Les riverains, rassemblés en association (voir ici) ne font pas le même constat :
- L’arrivée de 300 nouveaux habitants et la présence d’une crèche hors norme de 100 places n’est pas compatible avec le gabarit de l’étroite avenue Netter déjà saturée aux heures de pointe ;
- L’évacuation des ordures des nouveaux riverains (30 à 40 poubelles par jour) n’a pas encore été étudiée par les services de la Mairie ;
- Le Jardin Debergue restera saturé car les 2500m2 supplémentaires (dont seulement environ 50 % sera réellement accessible aux visiteurs d’après une récente présentation en réunion publique) s’accompagnent d’une densification démesurée pour le quartier ;
- Le bilan écologique est négatif : ce ne sont pas les murs et toits végétalisés (dont l’utilité écologique est très contestée) ni la plantation de jeunes arbres (dont une partie en pots) qui pourront remplacer les arbres actuels, dont une vingtaine sont centenaires, tous plantés en pleine terre ;
- Les riverains à proximité des nouveaux bâtiments subiront une très forte dégradation de leur qualité de vie ; fenêtres bouchées, perte de lumière, vue totalement occultée par des immeubles surplombant les immeubles actuels de 4 ou 5 étages ;
- Ce projet immobilier, compte tenu de sa taille, n’est malheureusement pas tenu « légalement » de faire l’objet d’une étude d’impact avec rapport officiel. Une telle étude aurait permis de mettre en évidence les impacts négatifs nécessitant des réaménagements en profondeur.

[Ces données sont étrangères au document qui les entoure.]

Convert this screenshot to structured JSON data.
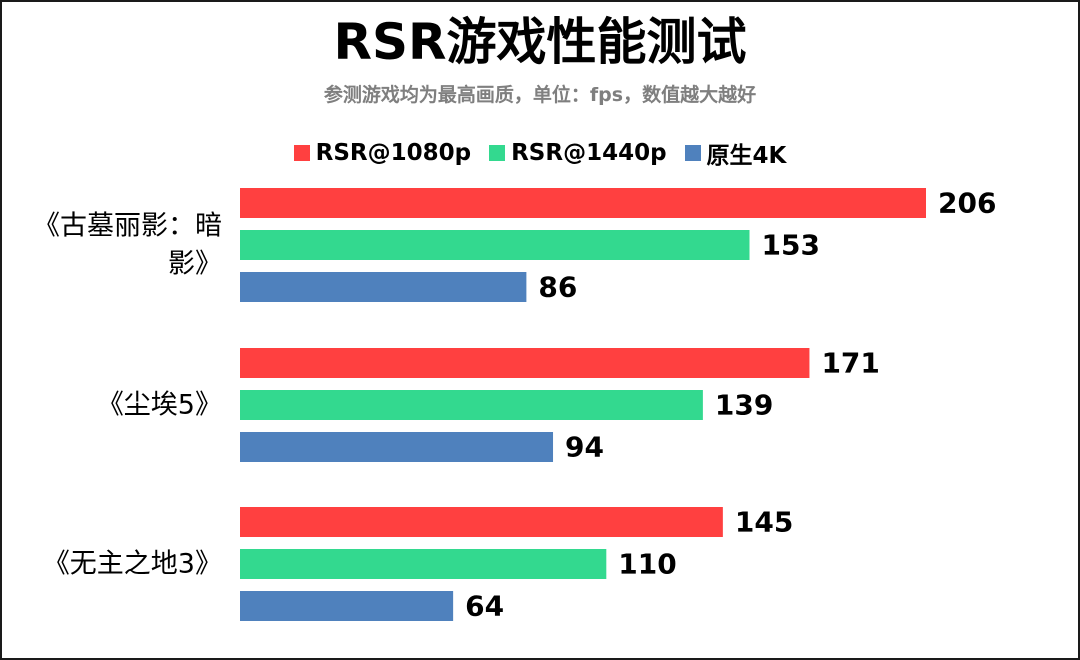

Depuis janvier 2018, le terrain est occupé dans le cadre d’une « convention intercalaire » par un collectif d’artistes qui ont réaménagé les bâtiments des anciens clubs sportifs – l’un d’eux a été transformé en une belle salle de spectacle de 100 places - et proposent des spectacles de théâtre et de cirque de qualité, des projections de films, ainsi que des initiations au yoga ou à la capoeira. Un jardin partagé de 500 m2 a été aménagé dans lequel les riverains cultivent tomates, courges et herbes aromatiques.
Malheureusement, cette situation reste précaire, la convention actuelle s’achevant fin octobre 2018 et le promoteur souhaitant démarrer les travaux sans attendre la purge des recours pendants.
Ce projet n’est que l’un des nombreux projets immobiliers soutenus par la Mairie dans le 12e arrondissement - projet Paul Valéry, rue des Meuniers, Bercy-Charenton - et visant à densifier toujours plus Paris intra-muros (Paris est déjà l’une des capitale les plus dense au monde) et en totale contradiction avec le discours écologique de la Mairie de Paris.
Les riverains espèrent encore pouvoir sauvegarder la qualité de vie et l’aspect du quartier en préservant l’îlot de verdure Netter-Debergue.
Une pétition en ligne a déjà recueilli à ce jour près de 1600 signatures.